Est-ce que les grands penseurs de certaines régions rurales comme là nôtre pourraient relire à plusieurs reprises ce qui précède? Voilà pourquoi des gens intéressants qui ont des expertises à offrir ne viendraient pas s’installer ici parce que le service internet haute vitesse, le vrai est inexistant. Vous êtes demeuré perplexe devant le mot rural? Bien sûr qu’à 45 minutes de Montréal, faisant désormais partie de la banlieue de la «métropole» avec une augmentation démographique exponentielle où l’on a troqué les arbres pour le béton, vous avez raison de vous demander si nous sommes dans une région rurale ou urbaine.

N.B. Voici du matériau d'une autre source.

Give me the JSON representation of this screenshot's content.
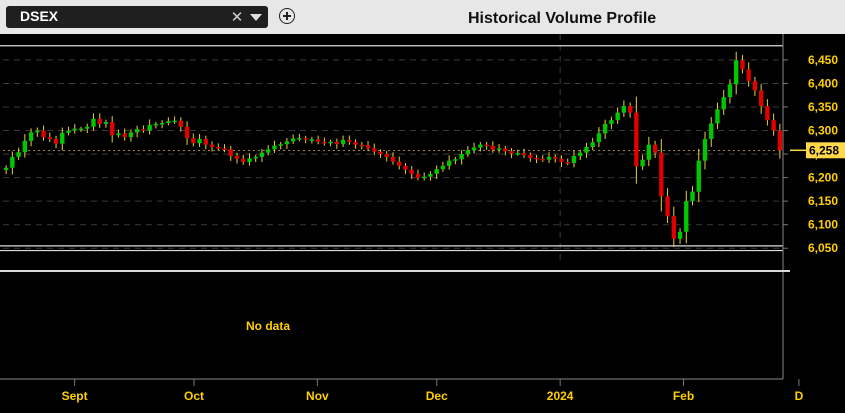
{
  "toolbar": {
    "symbol": "DSEX",
    "clear_icon": "close-icon",
    "dropdown_icon": "chevron-down-icon",
    "add_icon": "plus-circle-icon",
    "title": "Historical Volume Profile"
  },
  "lower_panel": {
    "message": "No data"
  },
  "colors": {
    "up": "#00c800",
    "down": "#e00000",
    "wick": "#e6d23c",
    "axis_text": "#ffd000",
    "last_price_bg": "#ffd84a"
  },
  "chart_data": {
    "type": "candlestick",
    "title": "",
    "xlabel": "",
    "ylabel": "",
    "ylim": [
      6025,
      6505
    ],
    "y_ticks": [
      "6,050",
      "6,100",
      "6,150",
      "6,200",
      "6,250",
      "6,300",
      "6,350",
      "6,400",
      "6,450"
    ],
    "last_price": "6,258",
    "last_price_value": 6258,
    "x_labels": [
      {
        "label": "Sept",
        "date": "2023-09-01"
      },
      {
        "label": "Oct",
        "date": "2023-10-01"
      },
      {
        "label": "Nov",
        "date": "2023-11-01"
      },
      {
        "label": "Dec",
        "date": "2023-12-01"
      },
      {
        "label": "2024",
        "date": "2024-01-01"
      },
      {
        "label": "Feb",
        "date": "2024-02-01"
      },
      {
        "label": "D",
        "date": "2024-03-01"
      }
    ],
    "x_start": "2023-08-14",
    "x_end": "2024-02-26",
    "overlay_lines": [
      6480,
      6055,
      6045
    ],
    "grid": true,
    "closes": [
      6221,
      6244,
      6254,
      6278,
      6296,
      6300,
      6286,
      6282,
      6272,
      6295,
      6300,
      6304,
      6304,
      6308,
      6325,
      6314,
      6318,
      6290,
      6294,
      6286,
      6296,
      6303,
      6300,
      6312,
      6314,
      6316,
      6320,
      6321,
      6308,
      6284,
      6273,
      6282,
      6270,
      6265,
      6262,
      6260,
      6246,
      6240,
      6233,
      6241,
      6244,
      6253,
      6260,
      6268,
      6271,
      6277,
      6283,
      6284,
      6281,
      6281,
      6276,
      6274,
      6276,
      6271,
      6280,
      6276,
      6270,
      6269,
      6262,
      6255,
      6250,
      6244,
      6234,
      6225,
      6217,
      6208,
      6200,
      6202,
      6208,
      6218,
      6225,
      6236,
      6239,
      6250,
      6258,
      6264,
      6270,
      6268,
      6259,
      6262,
      6256,
      6251,
      6252,
      6248,
      6242,
      6240,
      6238,
      6244,
      6240,
      6233,
      6231,
      6246,
      6253,
      6265,
      6275,
      6294,
      6314,
      6322,
      6338,
      6352,
      6338,
      6224,
      6238,
      6270,
      6253,
      6160,
      6118,
      6070,
      6085,
      6150,
      6170,
      6236,
      6282,
      6315,
      6345,
      6371,
      6398,
      6449,
      6430,
      6405,
      6385,
      6352,
      6322,
      6300,
      6258
    ]
  }
}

Croyez-le ou non, nos gouvernements ont promis d’investir des millions de dollars pour brancher les régions rurales. Je pose la question à nos élus : avez-vous reçu cet argent? Ou sommes-nous assis entre deux chaises, ni rurale ni urbaine?

Vous qui êtes peut-être en train de lire ce texte sur votre Internet haute vitesse, vous n’en n’avez rien à cirer de nos récriminations. Malheureusement l’indifférence des uns dessine le portrait de notre belle société.